For each \(x = 1,\ldots,N\), let \(\mathrm{idx}_x\) be the array of indices \(i\) such that \(A_i = x\), in the increasing order.

Then, each query can be interpreted as follows.

Given \(L, R\), and \(X\), find how many elements of \(\mathrm{idx}_X\) are between \(L\) and \(R\), inclusive.

This problem can be solved by finding the position in \(\mathrm{idx}_X\) of the smallest element that is greater than or equal to \(L\), and the smallest element that is strictly greater than \(R\), both of which can be found with binary search in a total of \(\mathrm{Ο}(\log N)\) time.
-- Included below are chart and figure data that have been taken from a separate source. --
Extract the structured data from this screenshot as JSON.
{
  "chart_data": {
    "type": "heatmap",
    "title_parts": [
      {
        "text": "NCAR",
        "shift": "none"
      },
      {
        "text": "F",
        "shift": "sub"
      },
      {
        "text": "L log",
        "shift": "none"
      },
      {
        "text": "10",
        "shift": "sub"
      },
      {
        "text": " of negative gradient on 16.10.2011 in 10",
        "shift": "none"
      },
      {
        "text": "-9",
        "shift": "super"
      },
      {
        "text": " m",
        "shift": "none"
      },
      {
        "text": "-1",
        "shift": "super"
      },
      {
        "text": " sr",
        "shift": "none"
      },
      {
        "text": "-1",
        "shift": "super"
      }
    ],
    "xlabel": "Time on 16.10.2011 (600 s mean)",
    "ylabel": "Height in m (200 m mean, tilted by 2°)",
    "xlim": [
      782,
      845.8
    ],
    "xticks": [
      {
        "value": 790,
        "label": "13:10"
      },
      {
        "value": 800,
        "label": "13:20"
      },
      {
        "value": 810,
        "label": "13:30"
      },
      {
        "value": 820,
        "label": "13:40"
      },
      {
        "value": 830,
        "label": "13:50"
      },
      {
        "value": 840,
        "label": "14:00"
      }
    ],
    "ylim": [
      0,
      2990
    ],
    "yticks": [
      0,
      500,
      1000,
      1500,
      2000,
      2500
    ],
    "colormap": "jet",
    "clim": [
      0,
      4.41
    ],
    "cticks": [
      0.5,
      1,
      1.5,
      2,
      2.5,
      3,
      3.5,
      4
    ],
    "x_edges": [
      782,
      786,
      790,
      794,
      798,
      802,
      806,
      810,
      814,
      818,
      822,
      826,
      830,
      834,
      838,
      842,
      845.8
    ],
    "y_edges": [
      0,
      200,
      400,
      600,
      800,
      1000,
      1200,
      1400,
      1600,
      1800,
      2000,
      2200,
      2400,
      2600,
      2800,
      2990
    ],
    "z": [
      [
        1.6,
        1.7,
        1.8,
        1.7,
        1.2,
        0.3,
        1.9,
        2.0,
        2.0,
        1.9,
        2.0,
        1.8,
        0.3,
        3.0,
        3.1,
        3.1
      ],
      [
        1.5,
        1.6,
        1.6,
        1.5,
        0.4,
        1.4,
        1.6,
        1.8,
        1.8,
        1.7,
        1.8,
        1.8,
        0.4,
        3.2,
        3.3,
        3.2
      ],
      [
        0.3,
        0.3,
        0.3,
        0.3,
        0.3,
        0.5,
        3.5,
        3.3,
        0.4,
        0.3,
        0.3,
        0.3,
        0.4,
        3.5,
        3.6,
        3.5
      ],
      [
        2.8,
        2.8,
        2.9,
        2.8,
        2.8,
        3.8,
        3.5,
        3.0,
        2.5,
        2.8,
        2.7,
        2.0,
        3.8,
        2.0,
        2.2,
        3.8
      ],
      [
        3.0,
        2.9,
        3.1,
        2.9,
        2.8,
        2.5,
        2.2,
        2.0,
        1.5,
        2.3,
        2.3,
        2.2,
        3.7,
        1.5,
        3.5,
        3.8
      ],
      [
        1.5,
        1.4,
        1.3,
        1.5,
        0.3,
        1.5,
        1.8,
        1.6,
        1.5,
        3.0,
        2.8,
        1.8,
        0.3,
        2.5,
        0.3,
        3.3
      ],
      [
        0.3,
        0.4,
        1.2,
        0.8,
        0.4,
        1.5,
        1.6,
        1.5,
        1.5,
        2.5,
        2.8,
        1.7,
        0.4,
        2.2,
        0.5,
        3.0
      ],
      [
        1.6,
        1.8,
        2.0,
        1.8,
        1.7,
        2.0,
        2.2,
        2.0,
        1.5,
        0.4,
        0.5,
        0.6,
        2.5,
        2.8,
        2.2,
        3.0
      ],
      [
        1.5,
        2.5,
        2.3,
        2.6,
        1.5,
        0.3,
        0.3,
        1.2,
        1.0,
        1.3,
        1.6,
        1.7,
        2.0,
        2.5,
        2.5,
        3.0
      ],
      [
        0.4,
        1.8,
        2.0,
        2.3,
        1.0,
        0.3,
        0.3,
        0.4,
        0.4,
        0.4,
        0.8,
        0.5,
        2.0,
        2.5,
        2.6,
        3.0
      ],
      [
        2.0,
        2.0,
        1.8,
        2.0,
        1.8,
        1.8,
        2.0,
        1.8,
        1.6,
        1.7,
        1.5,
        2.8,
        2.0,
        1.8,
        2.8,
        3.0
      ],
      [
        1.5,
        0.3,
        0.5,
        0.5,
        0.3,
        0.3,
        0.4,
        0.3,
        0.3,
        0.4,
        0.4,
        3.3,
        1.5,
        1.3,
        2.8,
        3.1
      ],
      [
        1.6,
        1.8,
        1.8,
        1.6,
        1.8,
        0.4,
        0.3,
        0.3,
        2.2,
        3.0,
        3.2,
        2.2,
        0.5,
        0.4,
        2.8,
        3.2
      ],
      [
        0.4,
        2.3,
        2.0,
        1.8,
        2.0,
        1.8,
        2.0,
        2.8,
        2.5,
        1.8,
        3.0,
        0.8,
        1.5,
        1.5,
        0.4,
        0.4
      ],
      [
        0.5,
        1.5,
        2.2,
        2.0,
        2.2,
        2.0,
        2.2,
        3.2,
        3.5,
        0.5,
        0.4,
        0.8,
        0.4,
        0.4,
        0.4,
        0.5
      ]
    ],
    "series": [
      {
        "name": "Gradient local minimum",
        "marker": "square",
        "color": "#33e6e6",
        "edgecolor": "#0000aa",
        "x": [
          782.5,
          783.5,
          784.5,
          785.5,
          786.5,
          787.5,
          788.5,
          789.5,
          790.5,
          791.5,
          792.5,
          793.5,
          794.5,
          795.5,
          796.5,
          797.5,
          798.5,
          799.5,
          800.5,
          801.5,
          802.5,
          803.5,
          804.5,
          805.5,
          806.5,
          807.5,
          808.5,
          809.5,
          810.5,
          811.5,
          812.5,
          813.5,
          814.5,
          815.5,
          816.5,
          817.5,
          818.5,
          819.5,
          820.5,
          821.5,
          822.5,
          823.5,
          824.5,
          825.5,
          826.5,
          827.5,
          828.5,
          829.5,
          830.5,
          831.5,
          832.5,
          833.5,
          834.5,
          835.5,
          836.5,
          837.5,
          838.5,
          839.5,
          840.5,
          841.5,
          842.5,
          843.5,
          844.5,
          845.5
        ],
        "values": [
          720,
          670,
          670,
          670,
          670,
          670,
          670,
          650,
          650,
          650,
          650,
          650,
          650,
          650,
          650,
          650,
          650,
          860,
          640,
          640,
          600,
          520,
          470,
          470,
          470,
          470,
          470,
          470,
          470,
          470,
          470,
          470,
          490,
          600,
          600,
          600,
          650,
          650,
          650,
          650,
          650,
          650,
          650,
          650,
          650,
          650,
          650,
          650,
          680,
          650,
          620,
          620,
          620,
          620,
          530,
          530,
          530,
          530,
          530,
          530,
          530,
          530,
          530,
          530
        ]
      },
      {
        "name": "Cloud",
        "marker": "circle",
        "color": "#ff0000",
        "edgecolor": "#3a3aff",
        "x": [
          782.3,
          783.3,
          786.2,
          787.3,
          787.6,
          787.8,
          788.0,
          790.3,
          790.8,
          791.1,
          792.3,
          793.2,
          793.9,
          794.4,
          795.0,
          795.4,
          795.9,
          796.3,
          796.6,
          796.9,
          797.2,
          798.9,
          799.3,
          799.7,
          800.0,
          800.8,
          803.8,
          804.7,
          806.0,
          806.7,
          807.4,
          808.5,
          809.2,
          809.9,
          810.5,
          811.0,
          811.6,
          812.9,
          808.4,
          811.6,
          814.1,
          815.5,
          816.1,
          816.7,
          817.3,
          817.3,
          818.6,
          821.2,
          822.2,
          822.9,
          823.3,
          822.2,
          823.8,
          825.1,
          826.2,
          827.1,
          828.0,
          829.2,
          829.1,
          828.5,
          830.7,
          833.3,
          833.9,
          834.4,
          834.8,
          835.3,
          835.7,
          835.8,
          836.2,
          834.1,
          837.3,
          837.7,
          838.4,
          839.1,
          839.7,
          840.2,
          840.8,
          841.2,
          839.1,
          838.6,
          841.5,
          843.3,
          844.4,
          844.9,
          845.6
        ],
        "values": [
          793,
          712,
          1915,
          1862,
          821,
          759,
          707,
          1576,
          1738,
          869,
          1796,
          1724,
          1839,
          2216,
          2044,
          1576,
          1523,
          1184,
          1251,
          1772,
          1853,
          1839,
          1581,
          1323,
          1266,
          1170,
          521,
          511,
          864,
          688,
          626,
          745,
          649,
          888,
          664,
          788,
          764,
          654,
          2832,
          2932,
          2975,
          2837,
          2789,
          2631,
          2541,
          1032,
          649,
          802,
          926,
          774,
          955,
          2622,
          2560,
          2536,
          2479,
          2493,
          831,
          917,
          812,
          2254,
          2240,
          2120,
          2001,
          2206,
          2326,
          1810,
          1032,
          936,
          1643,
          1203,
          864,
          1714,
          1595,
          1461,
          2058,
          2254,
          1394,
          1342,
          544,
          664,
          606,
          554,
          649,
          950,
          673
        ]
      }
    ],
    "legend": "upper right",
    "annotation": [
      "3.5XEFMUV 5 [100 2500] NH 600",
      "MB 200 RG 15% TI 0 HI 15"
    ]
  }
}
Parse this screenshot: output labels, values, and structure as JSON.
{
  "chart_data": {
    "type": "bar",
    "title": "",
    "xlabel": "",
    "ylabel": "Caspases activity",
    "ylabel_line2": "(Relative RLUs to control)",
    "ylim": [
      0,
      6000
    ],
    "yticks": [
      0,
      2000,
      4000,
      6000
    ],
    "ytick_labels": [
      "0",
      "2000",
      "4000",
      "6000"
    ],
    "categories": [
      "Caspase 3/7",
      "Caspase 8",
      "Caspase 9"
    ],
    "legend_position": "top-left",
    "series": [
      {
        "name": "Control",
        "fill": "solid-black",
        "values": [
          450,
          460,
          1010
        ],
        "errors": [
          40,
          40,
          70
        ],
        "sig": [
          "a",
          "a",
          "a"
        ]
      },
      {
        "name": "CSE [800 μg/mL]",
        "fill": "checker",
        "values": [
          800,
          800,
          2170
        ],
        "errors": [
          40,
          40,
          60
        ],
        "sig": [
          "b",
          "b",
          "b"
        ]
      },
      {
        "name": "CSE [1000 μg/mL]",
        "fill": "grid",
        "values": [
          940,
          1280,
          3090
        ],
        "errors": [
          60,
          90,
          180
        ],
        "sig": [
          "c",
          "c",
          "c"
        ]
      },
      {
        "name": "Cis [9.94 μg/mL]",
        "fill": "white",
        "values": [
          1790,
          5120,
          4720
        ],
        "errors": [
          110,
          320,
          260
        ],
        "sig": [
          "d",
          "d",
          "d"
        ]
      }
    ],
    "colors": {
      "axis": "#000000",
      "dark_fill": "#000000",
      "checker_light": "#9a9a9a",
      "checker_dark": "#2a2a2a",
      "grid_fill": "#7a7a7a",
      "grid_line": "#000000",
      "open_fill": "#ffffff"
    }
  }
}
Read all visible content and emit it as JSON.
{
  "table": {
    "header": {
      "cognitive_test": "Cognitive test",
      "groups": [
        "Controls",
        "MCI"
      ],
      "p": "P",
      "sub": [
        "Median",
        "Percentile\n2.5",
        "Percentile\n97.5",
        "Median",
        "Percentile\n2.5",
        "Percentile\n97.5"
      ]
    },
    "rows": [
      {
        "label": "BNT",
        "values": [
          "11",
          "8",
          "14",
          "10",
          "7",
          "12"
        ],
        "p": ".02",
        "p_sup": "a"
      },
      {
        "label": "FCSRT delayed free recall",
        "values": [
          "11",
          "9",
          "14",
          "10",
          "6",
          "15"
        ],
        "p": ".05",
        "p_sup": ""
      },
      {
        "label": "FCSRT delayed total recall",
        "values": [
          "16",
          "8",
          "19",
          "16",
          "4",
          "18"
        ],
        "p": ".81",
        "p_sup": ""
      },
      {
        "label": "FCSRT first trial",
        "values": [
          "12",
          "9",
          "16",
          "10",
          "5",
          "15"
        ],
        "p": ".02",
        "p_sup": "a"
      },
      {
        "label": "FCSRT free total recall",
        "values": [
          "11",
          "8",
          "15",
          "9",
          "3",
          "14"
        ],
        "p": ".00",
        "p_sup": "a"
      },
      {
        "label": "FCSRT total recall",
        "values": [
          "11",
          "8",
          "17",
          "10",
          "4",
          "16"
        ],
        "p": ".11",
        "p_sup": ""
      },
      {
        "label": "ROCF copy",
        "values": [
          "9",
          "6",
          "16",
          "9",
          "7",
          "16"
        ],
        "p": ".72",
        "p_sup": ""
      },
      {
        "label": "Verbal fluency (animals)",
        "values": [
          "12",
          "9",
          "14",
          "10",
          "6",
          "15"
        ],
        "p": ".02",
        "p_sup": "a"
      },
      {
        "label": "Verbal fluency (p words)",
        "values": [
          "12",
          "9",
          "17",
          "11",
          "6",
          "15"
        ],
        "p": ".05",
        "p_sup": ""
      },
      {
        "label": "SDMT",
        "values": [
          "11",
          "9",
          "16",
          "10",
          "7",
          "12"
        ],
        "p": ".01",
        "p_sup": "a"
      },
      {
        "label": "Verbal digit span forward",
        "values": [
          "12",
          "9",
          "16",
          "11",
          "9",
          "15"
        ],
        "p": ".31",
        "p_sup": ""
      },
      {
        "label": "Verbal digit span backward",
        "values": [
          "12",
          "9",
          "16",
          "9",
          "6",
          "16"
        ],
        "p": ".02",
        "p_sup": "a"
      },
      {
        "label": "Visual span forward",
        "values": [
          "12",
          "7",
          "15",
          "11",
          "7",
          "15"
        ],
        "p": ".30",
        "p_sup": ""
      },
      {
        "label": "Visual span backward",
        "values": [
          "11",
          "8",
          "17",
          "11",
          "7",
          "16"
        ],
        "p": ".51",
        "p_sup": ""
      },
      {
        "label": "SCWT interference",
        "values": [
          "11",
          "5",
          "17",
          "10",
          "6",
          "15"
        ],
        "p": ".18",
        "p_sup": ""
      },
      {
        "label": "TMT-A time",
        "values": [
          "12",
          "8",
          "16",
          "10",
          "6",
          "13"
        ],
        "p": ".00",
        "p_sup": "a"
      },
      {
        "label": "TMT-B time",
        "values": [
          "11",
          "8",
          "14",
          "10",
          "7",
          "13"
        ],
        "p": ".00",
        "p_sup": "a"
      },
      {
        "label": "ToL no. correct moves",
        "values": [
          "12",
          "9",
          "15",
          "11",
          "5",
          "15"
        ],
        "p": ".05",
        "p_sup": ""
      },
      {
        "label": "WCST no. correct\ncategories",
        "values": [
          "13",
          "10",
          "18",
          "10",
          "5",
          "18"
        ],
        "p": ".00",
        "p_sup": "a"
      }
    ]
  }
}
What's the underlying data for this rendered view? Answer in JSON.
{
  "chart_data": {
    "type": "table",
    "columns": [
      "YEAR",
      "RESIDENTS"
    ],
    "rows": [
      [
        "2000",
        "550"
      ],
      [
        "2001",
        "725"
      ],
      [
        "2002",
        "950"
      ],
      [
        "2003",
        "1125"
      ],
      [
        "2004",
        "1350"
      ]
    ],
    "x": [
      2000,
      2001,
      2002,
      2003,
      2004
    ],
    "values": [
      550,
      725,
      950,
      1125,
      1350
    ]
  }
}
The total time complexity is \(\mathrm{Ο}(N+Q\log N)\).

Sample code (C++):

#include <bits/stdc++.h>
using namespace std;

int main() {
	int n;
	cin >> n;

	vector<vector<int>> idx(n + 1);
	for(int i = 0; i < n; i++) {
		int a;
		cin >> a;
		idx[a].push_back(i);
	}

	int q;
	cin >> q;

	while(q--) {
		int l, r, x;
		cin >> l >> r >> x;
		cout << lower_bound(idx[x].begin(), idx[x].end(), r) - lower_bound(idx[x].begin(), idx[x].end(), l - 1) << endl;
	}
}